Cornhusker sells a T5 adapter kit that appears to have everything if it is available. http://cornhuskerrodandcustom.net/t-5-transmission-kit/
Ya, it’s covered in dirt and grime. No shifter top on it when I bought it, so I threw that cheap short shifter on it. If this has the correct ratio I’ll be excited. I have about $100 in the thing now. Internals appear clean and not worn.
Even if it is not the "right ratio" it will still work. Since you mentioned a quick change, you can adjust there for best performance, based on how and where you drive the car.
I'd look here. And fuck EVERYTHING Speedway sells. https://www.jalopyjournal.com/forum...et-–-fool-me-once.973895/page-3#post-11020608
...maybe start here actually. https://www.jalopyjournal.com/forum/threads/flathead-t5-racket-–-fool-me-once.973895/
Speedway's kit is pretty well a knockoff of Cornhuskers kit. His kit looks spendy until you start adding up all the pieces that are in it and figure that you don't have to go hunting for a lot of extra parts. Still one has to decide if they are going to run a Flathead Ford style clutch release arm that the pedall turns the shaft that pushes the throwout bearing or a later style that runs fork and pushrod setup.
https://www.jalopyjournal.com/forum/threads/cornhuskers-t-5-adapter-kit-to-flathead.1216923/ Looks like a complete kit. Is this pieced together or was this bought to work together. I’m a little skeptical since the fingers have been cut down and the housing was modified to fit a starter. Thoughts?

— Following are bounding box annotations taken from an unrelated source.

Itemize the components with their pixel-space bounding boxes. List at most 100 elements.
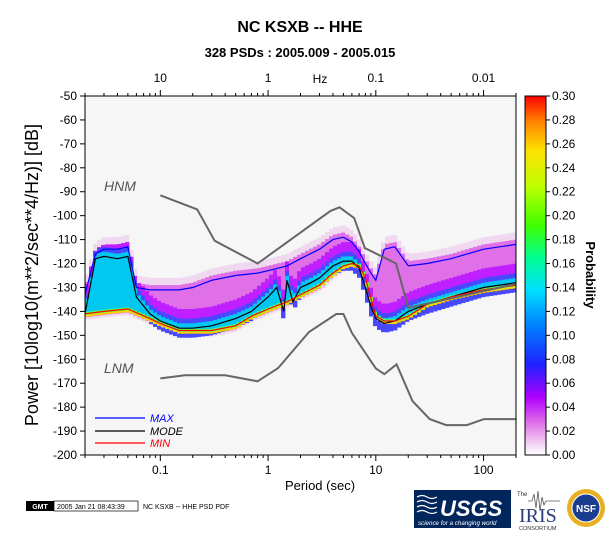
density-cell — [353, 265, 358, 268]
colorbar-tick-label: 0.14 — [552, 280, 576, 294]
density-cell — [509, 278, 514, 286]
density-cell — [257, 300, 262, 313]
density-cell — [265, 310, 270, 313]
density-cell — [289, 300, 294, 303]
density-cell — [437, 301, 442, 304]
density-cell — [209, 275, 214, 335]
density-cell — [173, 330, 178, 333]
density-cell — [317, 286, 322, 289]
density-cell — [137, 295, 142, 314]
density-cell — [309, 290, 314, 293]
density-cell — [157, 323, 162, 326]
density-cell — [425, 299, 430, 305]
density-cell — [161, 325, 166, 328]
density-cell — [397, 313, 402, 320]
density-cell — [393, 316, 398, 321]
density-cell — [441, 300, 446, 303]
density-cell — [453, 291, 458, 297]
density-cell — [421, 259, 426, 311]
mode-line — [85, 255, 516, 329]
density-cell — [233, 327, 238, 329]
density-cell — [433, 297, 438, 302]
density-cell — [425, 305, 430, 308]
colorbar-tick-label: 0.18 — [552, 233, 576, 247]
density-cell — [509, 287, 514, 289]
density-cell — [369, 268, 374, 303]
density-cell — [189, 323, 194, 331]
density-cell — [197, 322, 202, 331]
colorbar-tick-label: 0.20 — [552, 209, 576, 223]
density-cell — [85, 298, 90, 314]
density-cell — [345, 266, 350, 269]
density-cell — [433, 303, 438, 305]
density-cell — [489, 281, 494, 289]
density-cell — [325, 279, 330, 282]
density-cell — [497, 288, 502, 291]
density-cell — [121, 310, 126, 313]
max-line — [85, 236, 516, 295]
density-cell — [465, 287, 470, 294]
density-cell — [121, 252, 126, 310]
density-cell — [505, 279, 510, 287]
density-cell — [305, 279, 310, 292]
density-cell — [261, 296, 266, 312]
density-cell — [445, 254, 450, 302]
density-cell — [365, 273, 370, 286]
iris-logo: The IRIS CONSORTIUM — [517, 490, 560, 532]
density-cell — [237, 312, 242, 324]
density-cell — [249, 317, 254, 320]
colorbar-label: Probability — [583, 241, 598, 309]
density-cell — [361, 261, 366, 275]
density-cell — [169, 320, 174, 328]
density-cell — [513, 286, 516, 289]
density-cell — [93, 313, 98, 316]
usgs-logo: USGS science for a changing world — [414, 490, 511, 528]
colorbar-tick-label: 0.06 — [552, 376, 576, 390]
y-tick-label: -80 — [60, 161, 78, 175]
density-cell — [85, 314, 90, 317]
density-cell — [277, 306, 282, 308]
density-cell — [141, 300, 146, 316]
density-cell — [253, 303, 258, 315]
colorbar-tick-label: 0.16 — [552, 257, 576, 271]
density-cell — [301, 281, 306, 294]
density-cell — [197, 280, 202, 335]
density-cell — [213, 331, 218, 334]
density-cell — [321, 269, 326, 282]
y-tick-label: -180 — [53, 400, 77, 414]
density-cell — [349, 256, 354, 264]
density-cell — [489, 289, 494, 292]
density-cell — [381, 249, 386, 324]
density-cell — [129, 311, 134, 314]
x-axis: 0.1 1 10 100 — [84, 455, 517, 477]
colorbar-tick-label: 0.22 — [552, 185, 576, 199]
hnm-label: HNM — [104, 178, 136, 194]
chart-subtitle: 328 PSDs : 2005.009 - 2005.015 — [205, 45, 396, 60]
density-cell — [425, 258, 430, 308]
density-cell — [89, 314, 94, 317]
legend-min-label: MIN — [150, 438, 170, 450]
min-line — [85, 262, 516, 332]
density-cell — [461, 250, 466, 299]
colorbar-tick-label: 0.02 — [552, 424, 576, 438]
density-cell — [89, 277, 94, 314]
colorbar-tick-label: 0.12 — [552, 304, 576, 318]
colorbar-tick-label: 0.28 — [552, 113, 576, 127]
density-cell — [413, 313, 418, 316]
density-cell — [397, 247, 402, 324]
density-cell — [461, 288, 466, 295]
density-cell — [229, 327, 234, 330]
density-cell — [389, 317, 394, 321]
density-cell — [393, 242, 398, 325]
density-cell — [309, 277, 314, 290]
density-cell — [193, 323, 198, 331]
y-tick-label: -190 — [53, 424, 77, 438]
density-cell — [373, 274, 378, 317]
density-cell — [473, 285, 478, 292]
density-cell — [389, 242, 394, 325]
density-cell — [93, 256, 98, 313]
density-cell — [193, 331, 198, 334]
density-cell — [505, 287, 510, 290]
density-cell — [165, 318, 170, 326]
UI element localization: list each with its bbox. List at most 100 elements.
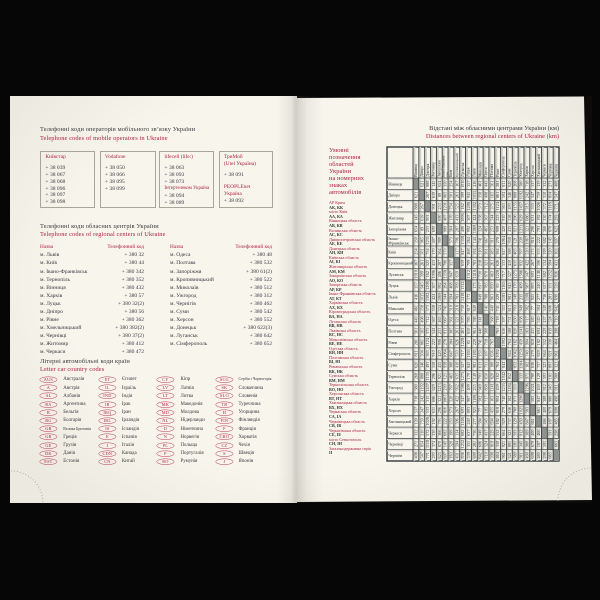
svg-text:173: 173 — [472, 282, 477, 288]
svg-text:IS: IS — [105, 426, 110, 431]
svg-text:629: 629 — [431, 384, 436, 390]
svg-text:435: 435 — [437, 362, 442, 368]
svg-text:580: 580 — [513, 452, 518, 458]
svg-text:Суми: Суми — [388, 363, 397, 367]
svg-text:527: 527 — [507, 271, 512, 277]
svg-text:1231: 1231 — [443, 202, 448, 210]
svg-text:682: 682 — [542, 237, 547, 243]
svg-text:229: 229 — [495, 294, 500, 300]
svg-text:185: 185 — [530, 316, 535, 322]
svg-text:816: 816 — [443, 407, 448, 413]
svg-text:SCG: SCG — [220, 377, 229, 382]
svg-text:501: 501 — [419, 248, 424, 254]
svg-text:717: 717 — [501, 271, 506, 277]
svg-text:437: 437 — [542, 316, 547, 322]
svg-text:261: 261 — [454, 328, 459, 334]
svg-text:422: 422 — [454, 396, 459, 402]
svg-text:845: 845 — [466, 362, 471, 368]
svg-text:539: 539 — [466, 452, 471, 458]
svg-text:271: 271 — [548, 181, 553, 187]
svg-text:591: 591 — [542, 441, 547, 447]
svg-text:664: 664 — [542, 349, 547, 356]
svg-text:347: 347 — [530, 192, 535, 198]
svg-text:222: 222 — [443, 418, 448, 424]
svg-text:533: 533 — [425, 407, 430, 413]
svg-text:218: 218 — [454, 305, 459, 311]
svg-text:CN: CN — [104, 459, 110, 464]
svg-text:1155: 1155 — [513, 202, 518, 210]
svg-text:463: 463 — [489, 271, 494, 277]
svg-text:139: 139 — [413, 418, 418, 424]
svg-text:1253: 1253 — [519, 349, 524, 357]
svg-text:CZ: CZ — [221, 443, 227, 448]
svg-text:621: 621 — [413, 192, 418, 198]
svg-text:298: 298 — [554, 430, 559, 436]
svg-text:1021: 1021 — [530, 383, 535, 391]
svg-text:847: 847 — [448, 350, 453, 356]
svg-text:836: 836 — [554, 271, 559, 277]
svg-text:911: 911 — [443, 328, 448, 334]
svg-text:465: 465 — [513, 248, 518, 254]
svg-text:253: 253 — [425, 226, 430, 232]
svg-text:397: 397 — [501, 316, 506, 322]
svg-text:192: 192 — [536, 214, 541, 220]
svg-text:690: 690 — [431, 226, 436, 232]
svg-text:E: E — [106, 434, 109, 439]
svg-text:357: 357 — [466, 181, 471, 187]
svg-text:267: 267 — [530, 260, 535, 266]
svg-text:431: 431 — [554, 260, 559, 266]
svg-text:321: 321 — [554, 362, 559, 368]
svg-text:Кропивницький: Кропивницький — [388, 262, 413, 266]
svg-text:736: 736 — [542, 294, 547, 300]
svg-text:185: 185 — [484, 407, 489, 413]
svg-text:485: 485 — [554, 418, 559, 424]
svg-text:785: 785 — [484, 282, 489, 288]
svg-text:346: 346 — [507, 192, 512, 198]
svg-text:965: 965 — [419, 237, 424, 243]
svg-text:771: 771 — [425, 452, 430, 458]
svg-text:552: 552 — [495, 430, 500, 436]
svg-text:1275: 1275 — [513, 270, 518, 278]
svg-text:296: 296 — [513, 214, 518, 220]
svg-text:440: 440 — [489, 305, 494, 311]
svg-text:287: 287 — [437, 260, 442, 266]
svg-text:697: 697 — [554, 237, 559, 243]
svg-text:1184: 1184 — [507, 382, 512, 391]
svg-text:AUS: AUS — [44, 377, 54, 382]
svg-text:230: 230 — [443, 384, 448, 390]
svg-text:583: 583 — [524, 407, 529, 413]
svg-text:347: 347 — [419, 407, 424, 413]
svg-text:350: 350 — [413, 237, 418, 243]
svg-text:844: 844 — [501, 361, 506, 368]
svg-text:836: 836 — [460, 452, 465, 458]
svg-text:912: 912 — [542, 384, 547, 390]
svg-text:353: 353 — [501, 305, 506, 311]
svg-text:1213: 1213 — [437, 383, 442, 391]
svg-text:709: 709 — [466, 260, 471, 266]
svg-text:520: 520 — [524, 248, 529, 254]
svg-text:654: 654 — [437, 180, 442, 187]
svg-text:351: 351 — [548, 282, 553, 288]
svg-text:1252: 1252 — [460, 440, 465, 448]
svg-text:188: 188 — [507, 328, 512, 334]
svg-text:520: 520 — [448, 441, 453, 447]
svg-text:121: 121 — [513, 237, 518, 243]
svg-text:89: 89 — [419, 227, 424, 231]
svg-text:901: 901 — [425, 214, 430, 220]
svg-text:591: 591 — [548, 430, 553, 436]
svg-text:400: 400 — [530, 430, 535, 436]
svg-text:NL: NL — [163, 418, 169, 423]
svg-text:539: 539 — [554, 282, 559, 288]
svg-text:527: 527 — [460, 362, 465, 368]
svg-text:398: 398 — [554, 328, 559, 334]
svg-text:264: 264 — [466, 236, 471, 243]
svg-text:345: 345 — [548, 384, 553, 390]
svg-text:Харків: Харків — [525, 166, 529, 177]
svg-text:321: 321 — [507, 452, 512, 458]
svg-text:912: 912 — [519, 430, 524, 436]
svg-text:330: 330 — [495, 441, 500, 447]
svg-text:254: 254 — [413, 248, 418, 255]
svg-text:594: 594 — [472, 248, 477, 255]
svg-text:568: 568 — [484, 328, 489, 334]
svg-text:737: 737 — [536, 362, 541, 368]
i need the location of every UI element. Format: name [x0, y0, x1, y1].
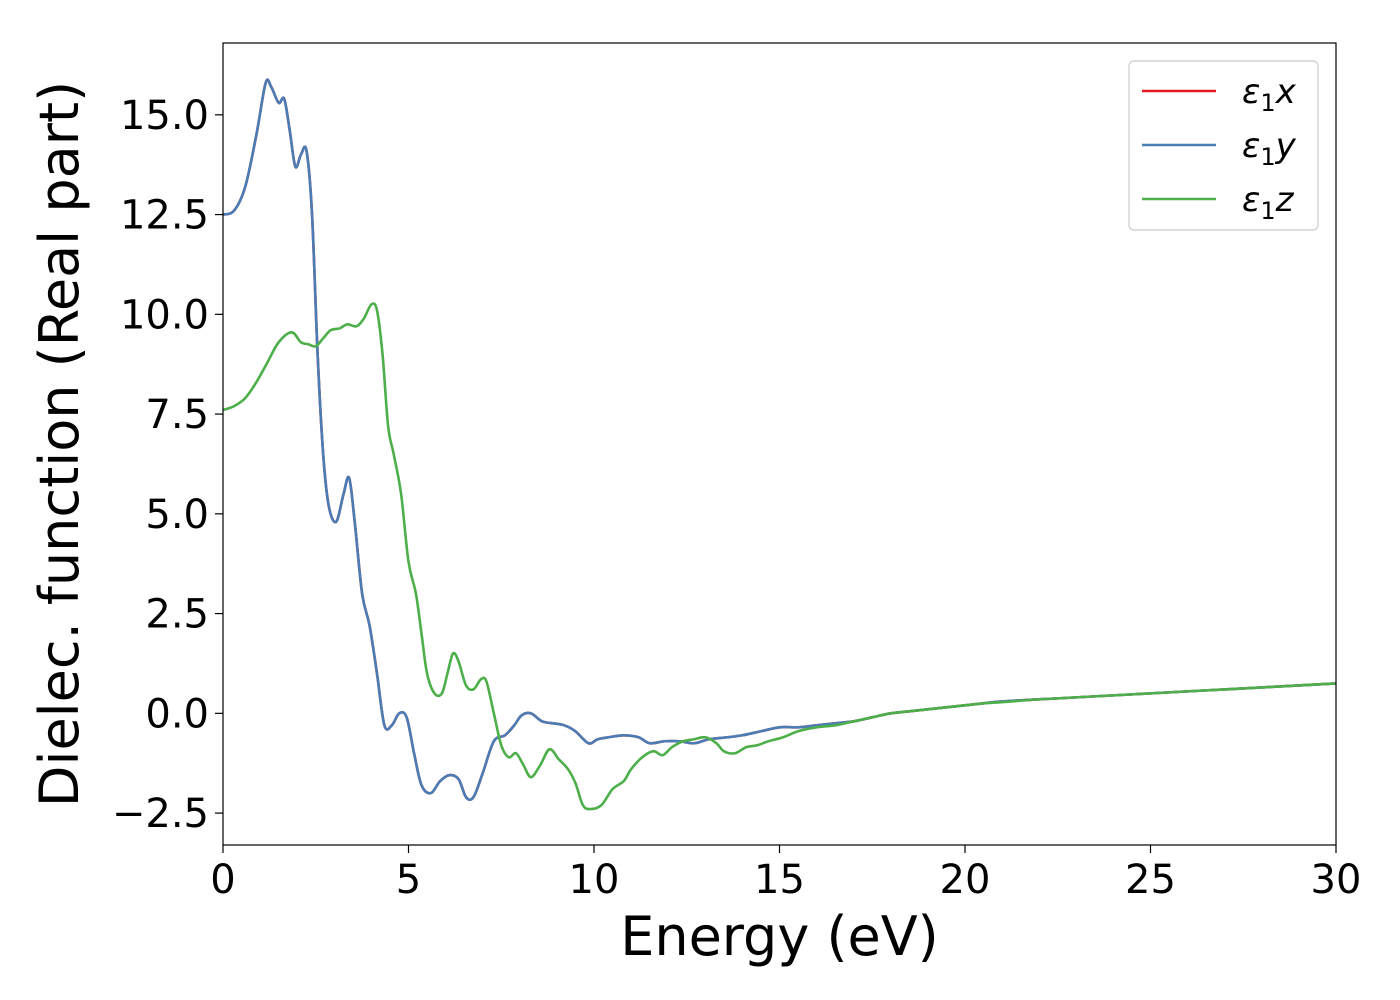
legend-box — [1128, 60, 1319, 231]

Sorry! I don’t mean that comment to read like I think anyone is shady. I have messaged the guy, I wanted to know if it’s a good complete kit. That’s all Thanks
Bought my kit years ago from Gary at Cornhuskers. I'm using the stock Ford throw-out system with a adaptor bushing that came with the kit. The hard part was sourcing the proper diaphragm pressure plate for the stock, large TO bearing. I believe Gary may have a source now. Your tranny appears to have the electronic speedometer sending unit. If you want to use a std mechanical speedometer you will need to make some modifications or purchase a special converter.
My early bell housings were not notched out for the starter and the customer had to do it, no big deal just a little grinding with a 4 inch grinder. On the pressure plate the fingers need to be shortened so they work with the large Ford TO bearing and don't grind down the hub. Originally the diaphragm PP that works as is was a CA30.
Sooo, as far as that flywheel set up is concerned. I guess I figured that people were using more of an s10 clutch set up to a ford flywheel. On a different note, is a 10” flywheel optimal for a flathead. I’m building my flathead naturally aspirated. 3 duece, 97’s. edelbrock heads and a 3/4 cam. I’d love to have that idle that’s probably way to low rpm and a with good throttle response. Thanks again y’all and have a great and semi safe long weekend.